Lisboa a Preto e branco...

Lisboa luminosa

Lisboa é uma mulher exuberante e luminosa. Imponente. Chama a atenção de todos que a olham. É cheia de cores. Brilhos. É dessas mulheres que quando passam todos os homens param para olhar com desejo e as outras mulheres olham com admiração e muitas vezes com inveja.
Se a conhecer num dia de sol com certeza vai se apaixonar imediatamente. Será fulminante e para sempre.
E pode acontecer em qualquer lugar. Na magnífica construção do Mosteiro dos Jerónimos e seus lindos arcos. No jardim da Praça do Império com sua fonte encantadora e mágica que na verdade chama-se Luminosa.

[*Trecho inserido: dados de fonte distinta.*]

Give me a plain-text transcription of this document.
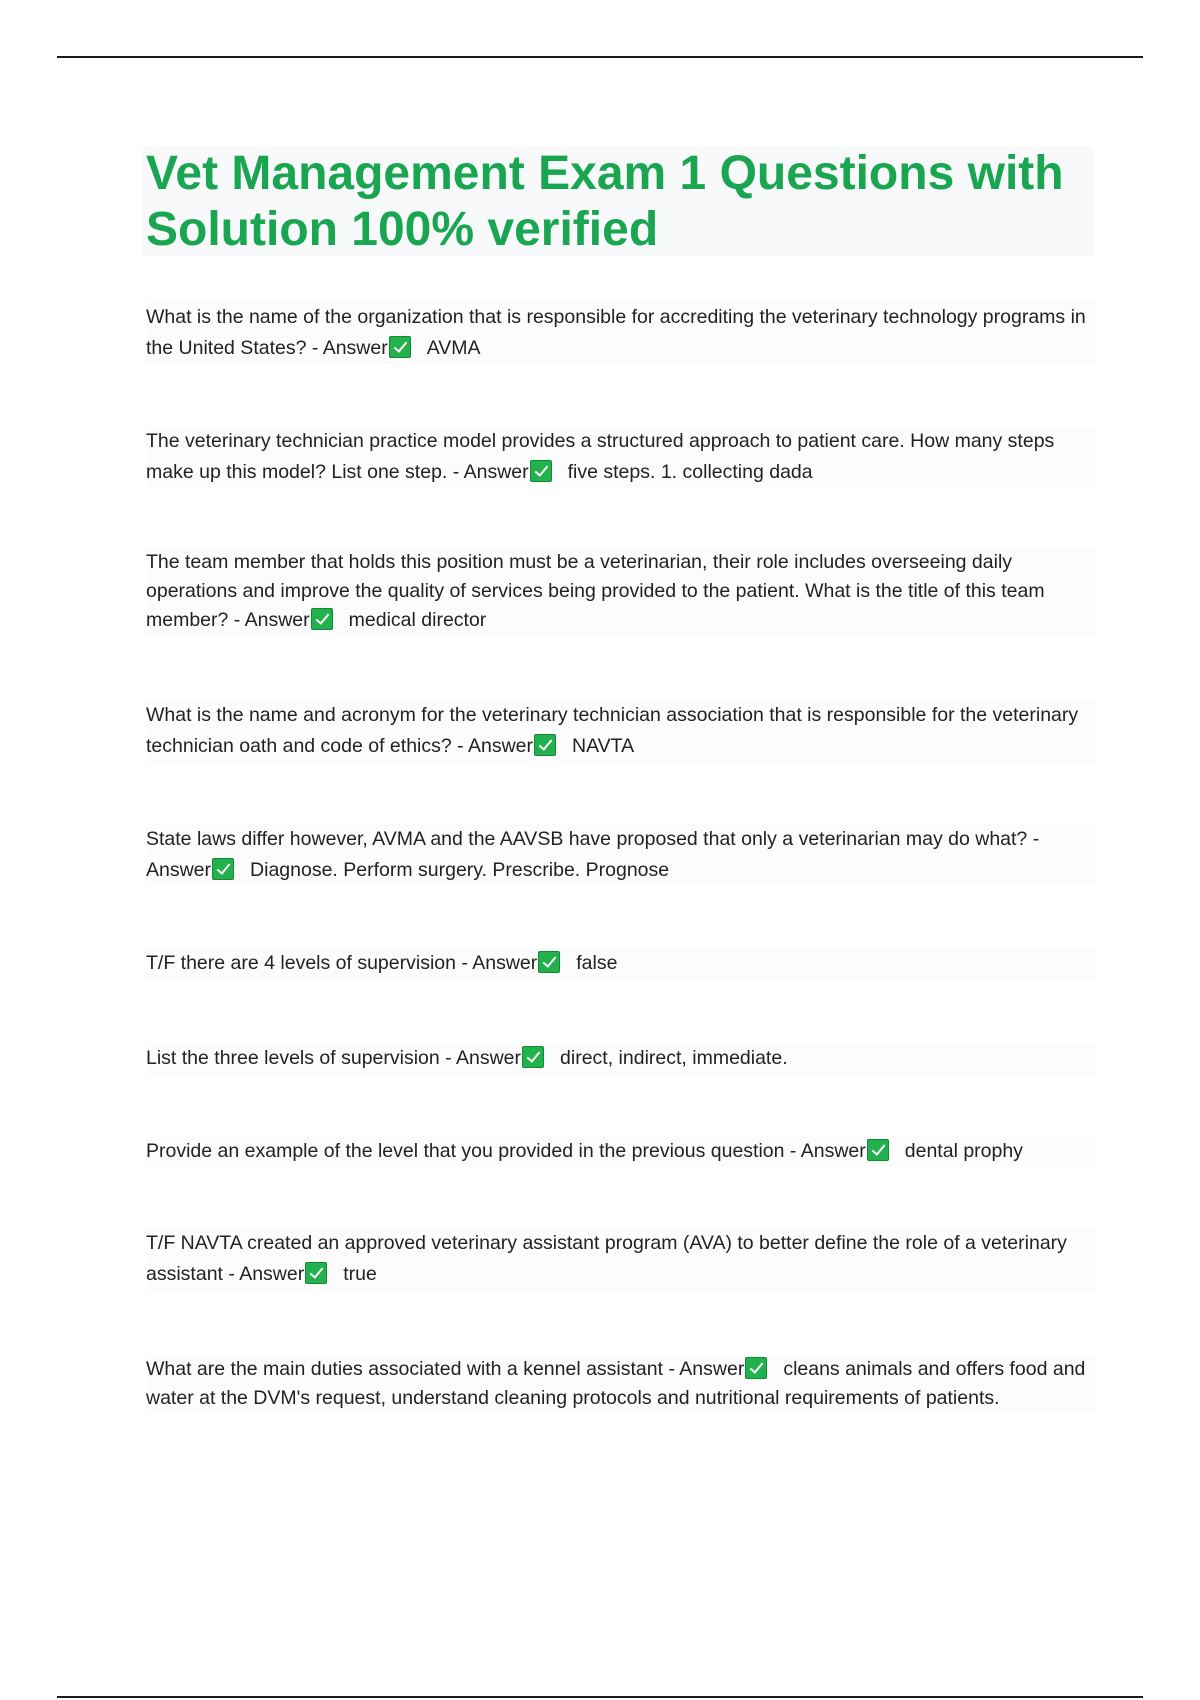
Vet Management Exam 1 Questions with Solution 100% verified
What is the name of the organization that is responsible for accrediting the veterinary technology programs in the United States? - Answer AVMA
The veterinary technician practice model provides a structured approach to patient care. How many steps make up this model? List one step. - Answer five steps. 1. collecting dada
The team member that holds this position must be a veterinarian, their role includes overseeing daily operations and improve the quality of services being provided to the patient. What is the title of this team member? - Answer medical director
What is the name and acronym for the veterinary technician association that is responsible for the veterinary technician oath and code of ethics? - Answer NAVTA
State laws differ however, AVMA and the AAVSB have proposed that only a veterinarian may do what? - Answer Diagnose. Perform surgery. Prescribe. Prognose
T/F there are 4 levels of supervision - Answer false
List the three levels of supervision - Answer direct, indirect, immediate.
Provide an example of the level that you provided in the previous question - Answer dental prophy
T/F NAVTA created an approved veterinary assistant program (AVA) to better define the role of a veterinary assistant - Answer true
What are the main duties associated with a kennel assistant - Answer cleans animals and offers food and water at the DVM's request, understand cleaning protocols and nutritional requirements of patients.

Na Praça do Comércio, ou Terreiro do Paço e seu imponente monumento a D. João I e o Arco Triunfal da Rua Augusta.
Caminhando pelas ruas do Rossio ou Chiado, com seus restaurantes, lojas, cafés. O maravilhoso teatro D. Maria II e a agitação dos turistas de todos os lugares do mundo.
Também, nos metros que partem da linda estação azul de Santa Apolónia e de onde se pode chegar a qualquer parte dessa cidade. Ou do país com seus comboios intercidades.

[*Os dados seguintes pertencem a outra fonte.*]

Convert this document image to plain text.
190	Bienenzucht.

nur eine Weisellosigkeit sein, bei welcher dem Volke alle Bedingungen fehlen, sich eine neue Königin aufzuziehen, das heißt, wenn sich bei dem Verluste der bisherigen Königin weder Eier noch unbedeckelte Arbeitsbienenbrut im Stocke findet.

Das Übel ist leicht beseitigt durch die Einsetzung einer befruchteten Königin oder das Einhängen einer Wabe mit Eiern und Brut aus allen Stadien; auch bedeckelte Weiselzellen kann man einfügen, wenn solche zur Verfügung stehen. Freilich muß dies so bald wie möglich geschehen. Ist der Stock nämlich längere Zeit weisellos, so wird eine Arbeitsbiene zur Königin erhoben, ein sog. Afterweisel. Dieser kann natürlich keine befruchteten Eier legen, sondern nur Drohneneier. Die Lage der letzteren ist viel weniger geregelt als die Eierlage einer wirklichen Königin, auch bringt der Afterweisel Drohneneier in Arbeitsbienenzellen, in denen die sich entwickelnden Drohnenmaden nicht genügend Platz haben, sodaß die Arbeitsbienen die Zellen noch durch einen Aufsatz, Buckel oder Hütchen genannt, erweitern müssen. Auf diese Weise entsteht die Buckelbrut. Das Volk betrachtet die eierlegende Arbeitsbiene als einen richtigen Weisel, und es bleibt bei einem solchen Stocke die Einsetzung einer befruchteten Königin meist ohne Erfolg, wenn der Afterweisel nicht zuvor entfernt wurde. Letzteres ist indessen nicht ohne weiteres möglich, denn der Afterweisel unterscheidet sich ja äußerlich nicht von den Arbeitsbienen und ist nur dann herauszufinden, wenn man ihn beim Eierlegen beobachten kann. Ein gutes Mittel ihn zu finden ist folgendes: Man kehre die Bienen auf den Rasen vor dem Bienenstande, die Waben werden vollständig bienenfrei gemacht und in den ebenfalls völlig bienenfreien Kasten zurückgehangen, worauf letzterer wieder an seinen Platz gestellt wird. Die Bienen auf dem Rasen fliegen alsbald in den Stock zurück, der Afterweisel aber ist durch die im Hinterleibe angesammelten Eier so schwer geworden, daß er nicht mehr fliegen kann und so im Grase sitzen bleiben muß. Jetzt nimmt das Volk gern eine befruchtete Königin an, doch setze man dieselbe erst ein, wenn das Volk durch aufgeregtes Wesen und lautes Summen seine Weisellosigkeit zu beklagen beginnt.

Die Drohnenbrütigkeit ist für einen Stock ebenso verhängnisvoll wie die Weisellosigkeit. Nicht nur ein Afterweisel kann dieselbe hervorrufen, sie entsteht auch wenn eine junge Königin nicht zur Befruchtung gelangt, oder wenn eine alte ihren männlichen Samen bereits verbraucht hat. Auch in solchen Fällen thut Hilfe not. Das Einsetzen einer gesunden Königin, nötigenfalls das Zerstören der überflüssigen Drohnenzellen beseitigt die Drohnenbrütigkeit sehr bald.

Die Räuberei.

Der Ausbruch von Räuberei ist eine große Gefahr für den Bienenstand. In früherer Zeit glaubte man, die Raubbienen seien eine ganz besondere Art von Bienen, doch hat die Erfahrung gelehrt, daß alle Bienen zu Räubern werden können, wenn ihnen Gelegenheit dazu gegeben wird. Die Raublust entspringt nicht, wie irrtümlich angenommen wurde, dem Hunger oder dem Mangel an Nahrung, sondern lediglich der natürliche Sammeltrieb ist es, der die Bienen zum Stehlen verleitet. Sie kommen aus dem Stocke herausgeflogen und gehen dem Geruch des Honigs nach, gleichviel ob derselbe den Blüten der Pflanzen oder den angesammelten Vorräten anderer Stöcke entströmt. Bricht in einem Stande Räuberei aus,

Na agitada Avenida da Liberdade. Na Praça Marquês de Pombal. Em Arroios. Em Campo Grande. No Príncipe Real.
Mas se quiser mais encantamento pode encontrar em qualquer um dos miradouros que completam suas sete colinas.  O da Graça. O de Santa Catarina, que muitos conhecem como Adamastor. O de Santa Luzia com seus azulejos lindos e a visão do Panteão Nacional, Tejo, Igreja São Vicente de Fora e de Alfama com seus tradicionais prédios.  Em qualquer outro miradouro. Todos belíssimos. Fascinantes.
Lisboa é assim, inesquecível e luminosa. Adamastor seu escravo. Fernando boêmio vencido por ela e nós simples mortais fascinados eternamente.